МОНСТРЫ И ПОЛУБОГИ В ТВОРЧЕСТВЕ ГЮГО

Гуинплен, герой романа Виктора Гюго "Человек, который смеется", - искусственно созданный монстр, жертва тех, кто производит таких шутов и карликов и кого Гюго называет испанским словом "comrachicos", или покупатели детей. Если comprachicos изуродовали лицо Гуинплена, придав ему вечный оскал, то они не смогли изуродовать его душу, остающуюся благородной и прекрасной. Гуинплен, шут, представляет собой антитезу лорду Дэвиду и герцогине Джозиа-не. Оба они красивы как боги, элегантны, богаты, но в то же время пресыщенны, жестоки, аморальны. Итак, физически уродливому и нравственно прекрасному Гуинплену противостоят лорд Давид и Джозиана, прекрасные физически и уродливые нравственно.

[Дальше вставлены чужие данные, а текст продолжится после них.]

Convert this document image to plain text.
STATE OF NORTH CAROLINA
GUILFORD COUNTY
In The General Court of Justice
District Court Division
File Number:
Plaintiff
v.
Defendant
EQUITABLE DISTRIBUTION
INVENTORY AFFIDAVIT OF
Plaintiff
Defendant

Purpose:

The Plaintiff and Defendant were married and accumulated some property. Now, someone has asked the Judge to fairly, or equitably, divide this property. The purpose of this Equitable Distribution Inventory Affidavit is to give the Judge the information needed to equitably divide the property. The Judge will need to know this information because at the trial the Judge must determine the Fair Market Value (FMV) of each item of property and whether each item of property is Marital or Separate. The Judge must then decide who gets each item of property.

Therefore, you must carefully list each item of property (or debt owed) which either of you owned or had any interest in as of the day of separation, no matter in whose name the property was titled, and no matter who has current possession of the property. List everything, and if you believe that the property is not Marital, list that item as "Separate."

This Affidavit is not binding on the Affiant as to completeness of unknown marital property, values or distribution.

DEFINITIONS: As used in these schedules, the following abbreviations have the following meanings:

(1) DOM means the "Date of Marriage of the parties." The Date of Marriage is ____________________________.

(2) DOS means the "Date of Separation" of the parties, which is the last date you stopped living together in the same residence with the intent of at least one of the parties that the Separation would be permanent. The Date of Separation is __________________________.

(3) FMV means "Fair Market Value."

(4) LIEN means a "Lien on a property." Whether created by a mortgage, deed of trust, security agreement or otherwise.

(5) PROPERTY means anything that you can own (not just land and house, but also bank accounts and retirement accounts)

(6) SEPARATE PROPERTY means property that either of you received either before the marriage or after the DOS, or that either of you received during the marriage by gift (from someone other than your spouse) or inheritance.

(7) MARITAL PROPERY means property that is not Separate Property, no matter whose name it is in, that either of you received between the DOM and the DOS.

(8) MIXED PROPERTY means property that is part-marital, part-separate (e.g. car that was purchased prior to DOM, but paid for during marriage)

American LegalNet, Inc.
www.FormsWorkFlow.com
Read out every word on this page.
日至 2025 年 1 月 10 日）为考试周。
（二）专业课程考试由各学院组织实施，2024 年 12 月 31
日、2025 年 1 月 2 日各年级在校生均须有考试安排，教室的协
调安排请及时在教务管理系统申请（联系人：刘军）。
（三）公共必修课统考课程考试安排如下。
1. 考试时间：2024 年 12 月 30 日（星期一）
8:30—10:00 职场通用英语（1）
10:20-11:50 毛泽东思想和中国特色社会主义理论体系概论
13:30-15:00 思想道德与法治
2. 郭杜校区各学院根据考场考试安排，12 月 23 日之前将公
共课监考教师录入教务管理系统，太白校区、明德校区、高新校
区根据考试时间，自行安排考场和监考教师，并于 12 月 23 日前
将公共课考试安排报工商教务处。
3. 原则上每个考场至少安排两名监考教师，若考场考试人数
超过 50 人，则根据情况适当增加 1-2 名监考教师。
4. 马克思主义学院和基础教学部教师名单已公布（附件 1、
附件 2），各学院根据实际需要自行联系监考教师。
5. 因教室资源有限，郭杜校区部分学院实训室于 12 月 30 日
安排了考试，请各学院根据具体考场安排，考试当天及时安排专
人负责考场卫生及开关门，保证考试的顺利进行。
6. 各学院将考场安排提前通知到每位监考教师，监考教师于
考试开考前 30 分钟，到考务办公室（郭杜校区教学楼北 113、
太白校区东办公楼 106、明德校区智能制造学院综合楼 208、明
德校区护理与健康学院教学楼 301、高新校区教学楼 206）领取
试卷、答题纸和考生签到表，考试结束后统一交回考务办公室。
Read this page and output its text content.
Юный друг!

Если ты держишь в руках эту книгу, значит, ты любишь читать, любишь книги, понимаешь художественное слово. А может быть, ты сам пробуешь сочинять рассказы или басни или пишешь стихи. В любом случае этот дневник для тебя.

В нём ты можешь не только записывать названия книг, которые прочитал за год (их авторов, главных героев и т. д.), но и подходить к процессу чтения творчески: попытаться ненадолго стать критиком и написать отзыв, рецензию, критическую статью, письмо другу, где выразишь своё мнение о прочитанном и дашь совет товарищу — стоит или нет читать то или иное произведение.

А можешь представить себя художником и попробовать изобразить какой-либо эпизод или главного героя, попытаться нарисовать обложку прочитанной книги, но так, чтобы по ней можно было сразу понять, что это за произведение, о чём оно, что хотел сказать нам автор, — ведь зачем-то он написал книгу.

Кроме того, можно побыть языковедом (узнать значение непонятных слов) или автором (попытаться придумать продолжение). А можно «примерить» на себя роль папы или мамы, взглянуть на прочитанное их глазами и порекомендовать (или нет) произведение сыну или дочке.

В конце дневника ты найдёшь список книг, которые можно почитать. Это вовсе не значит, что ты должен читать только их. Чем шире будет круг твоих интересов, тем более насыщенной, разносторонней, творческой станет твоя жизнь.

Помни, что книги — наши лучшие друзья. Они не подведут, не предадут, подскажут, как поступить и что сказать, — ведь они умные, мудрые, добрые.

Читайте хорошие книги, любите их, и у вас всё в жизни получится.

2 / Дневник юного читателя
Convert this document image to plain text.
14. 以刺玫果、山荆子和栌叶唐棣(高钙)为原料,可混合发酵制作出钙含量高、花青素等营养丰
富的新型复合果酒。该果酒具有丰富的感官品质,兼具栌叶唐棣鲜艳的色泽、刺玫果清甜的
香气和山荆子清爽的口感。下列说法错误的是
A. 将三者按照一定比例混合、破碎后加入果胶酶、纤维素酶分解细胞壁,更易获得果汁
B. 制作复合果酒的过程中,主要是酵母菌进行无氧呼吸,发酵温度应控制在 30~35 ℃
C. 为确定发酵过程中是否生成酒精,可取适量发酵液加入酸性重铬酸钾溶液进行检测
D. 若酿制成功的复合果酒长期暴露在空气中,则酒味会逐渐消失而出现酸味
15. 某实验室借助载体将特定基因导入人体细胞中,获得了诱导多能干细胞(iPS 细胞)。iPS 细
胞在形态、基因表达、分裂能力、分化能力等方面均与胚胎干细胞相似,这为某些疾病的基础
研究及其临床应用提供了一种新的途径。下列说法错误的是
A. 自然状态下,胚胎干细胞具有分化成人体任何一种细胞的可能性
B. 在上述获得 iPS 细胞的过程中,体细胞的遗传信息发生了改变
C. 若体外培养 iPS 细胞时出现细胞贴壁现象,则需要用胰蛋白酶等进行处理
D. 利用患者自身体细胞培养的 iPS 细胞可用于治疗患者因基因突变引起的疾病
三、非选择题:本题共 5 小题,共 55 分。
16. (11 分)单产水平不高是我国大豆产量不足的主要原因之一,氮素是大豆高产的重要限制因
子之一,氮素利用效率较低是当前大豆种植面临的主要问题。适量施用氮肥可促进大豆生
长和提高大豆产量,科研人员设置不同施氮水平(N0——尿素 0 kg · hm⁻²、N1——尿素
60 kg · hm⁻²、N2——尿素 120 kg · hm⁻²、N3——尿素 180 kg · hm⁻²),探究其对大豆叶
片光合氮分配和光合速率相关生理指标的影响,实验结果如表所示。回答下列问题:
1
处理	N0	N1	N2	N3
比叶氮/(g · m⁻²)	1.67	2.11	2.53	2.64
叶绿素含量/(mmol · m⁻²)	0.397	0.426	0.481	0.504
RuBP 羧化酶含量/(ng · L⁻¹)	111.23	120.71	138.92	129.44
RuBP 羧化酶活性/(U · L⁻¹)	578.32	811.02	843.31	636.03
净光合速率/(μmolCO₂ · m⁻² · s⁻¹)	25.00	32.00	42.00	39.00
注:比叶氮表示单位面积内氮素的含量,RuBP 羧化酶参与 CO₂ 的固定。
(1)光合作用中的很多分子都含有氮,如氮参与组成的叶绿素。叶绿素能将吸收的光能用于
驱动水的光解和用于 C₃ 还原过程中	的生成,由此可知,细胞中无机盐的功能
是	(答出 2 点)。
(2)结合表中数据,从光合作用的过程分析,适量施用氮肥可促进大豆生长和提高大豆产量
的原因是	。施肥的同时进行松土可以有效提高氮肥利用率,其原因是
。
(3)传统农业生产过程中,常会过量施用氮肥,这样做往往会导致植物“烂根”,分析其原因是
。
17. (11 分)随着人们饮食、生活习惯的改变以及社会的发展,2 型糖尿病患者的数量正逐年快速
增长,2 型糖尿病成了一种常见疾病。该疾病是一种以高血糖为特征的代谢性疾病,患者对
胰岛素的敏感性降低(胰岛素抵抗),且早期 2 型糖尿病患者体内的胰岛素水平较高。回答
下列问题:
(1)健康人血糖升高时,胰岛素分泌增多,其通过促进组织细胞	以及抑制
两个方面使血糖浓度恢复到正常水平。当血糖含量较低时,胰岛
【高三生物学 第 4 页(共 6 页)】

Связь между красотой и добром, злом и уродством столь естественна, что мы говорим о нравственной красоте и уродстве, не осознавая, что прибегаем к тропу. В "Человеке, который смеется" эта связь по аналогии перевернута: красота постоянно связывается со злом, уродство - с добром. И легко заметить, что эта инверсия не ограничивается темой красоты и уродства. Отношения, которые Гюго устанавливает между основными образами и фундаментальной антитезой добра и зла, всегда противоречат отношению, к которому мы привыкли, отношению, вписанному в язык, если не в саму природу вещей. Это противоречие, напрямую связанное с идеей, которую романист хочет нам передать, отражается даже в именах собственных. Человека, похищающего Гуинплена, зовут Урсус, а его животное - волка - зовут Гомо. Животное у позднего Гюго почти всегда более человечно или, по крайней мере, менее "бестиально", чем человек. Антитеза свет/тьма также переворачивается. Единственный персонаж, который видит настоящего Гуинплена, - это Дея, слепая, которую он когда-то спас: "Своими исполненными мрака глазами она созерцала в зените над окружавшей ее бездной неугасимое сияние этой доброты"1.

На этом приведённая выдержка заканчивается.